Although billboards are two-dimensional and inflexible in scale, the contexts of their site and public afford artists a flexibility to generate new, and sometimes unpredictable, meaning. The site is the frame through which what an artist attempts to say (or not say) is interpreted. In her essay Disturbances in the Fields of Mammon: Towards a History of Artists’ Billboards Harriet Senie writes “Certainly billboards that are part of exhibitions are likely to be reviewed as art. But artists who approach billboards the way they make gallery art do so at a risk.” What is meant by this isn’t that a pre-existing artwork couldn’t become a billboard or vice versa, but instead, that making an artwork for the sterile space of a gallery demands a different kind of awareness. Senie later writes, “considering the relative absence of art in our public education system, the greatest strategic pitfall when it comes to artists’ billboards today would seem to be irony. An accepted postmodern attitude, irony is an in-joke. You have to catch the tone and recognize the reference. While intending to undercut the dominant discourse, it may instead exclude (and alienate) the very audience it seeks to address (and convince).” In their use as commercial advertising, billboards already alienate anyone who doesn’t fit their target demographic. This is further exacerbated by the exclusivity of their unobstructed view and the private property upon which they stand. Thus the irony which artists so often wield to ‘undercut the dominant discourse’ within an art context ends-up mimicking the very thing it attempts to critique.

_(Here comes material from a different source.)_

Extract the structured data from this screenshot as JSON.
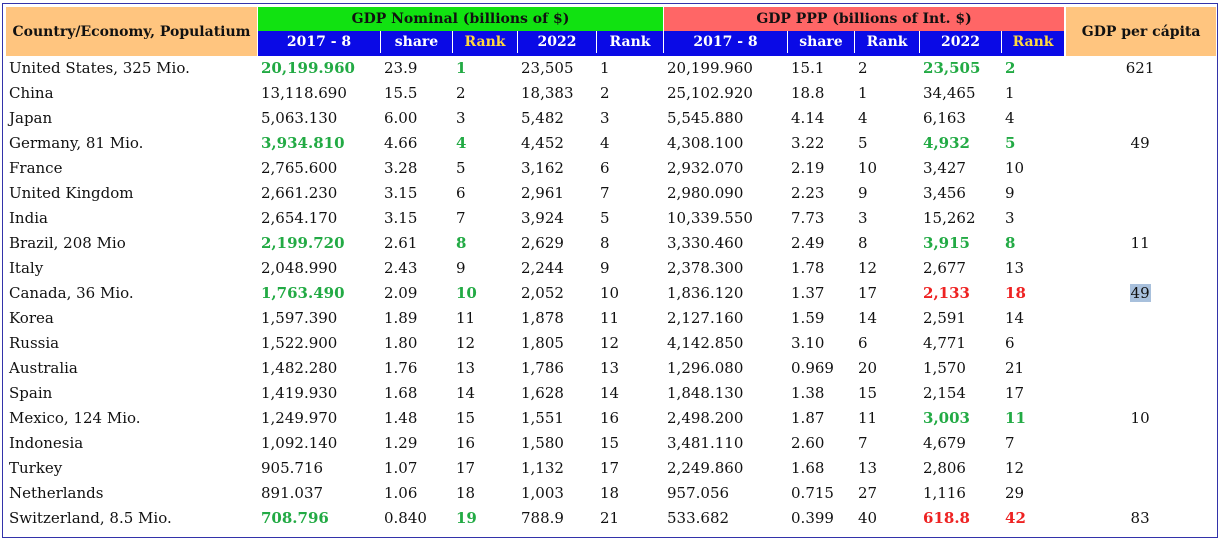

Today, the ubiquitous understanding of billboards as sites for public art are a long way from their pointed use in the 1980s and 1990s by artists such as Félix González-Torres, Edgar Heap of Birds, Barbara Kruger, Ken Lum, Martha Rosler and others. This is because — as is often the case with photography festivals — artists are conveniently given access to billboards instead of independently seeking them out as a unique, contextually specific, format. That billboards have become a fixture of arts festivals’ programming proves that their primary relevance in advertising is passé against the omnipresence of digital marketing. The charitability of profit-driven sign companies towards the arts is agitated by the fact that what is being given away is temporary access to a commercial asset with a diminishing value to commercialism. Since artists aren’t being asked by these companies to sell toothpaste or cars, I wonder, what are we being sold instead? Posters, by contrast, necessarily participate at eye level in the everyday give-and-take of images. Collecting, covering, defacing or removing are all acceptable ways of engaging with them. Furthermore, allegiances with companies and their private interests can’t grant them immunity. Vulnerability to their surroundings and competition with other posters means that, even as artworks, they hold no exclusive rights to their place in public.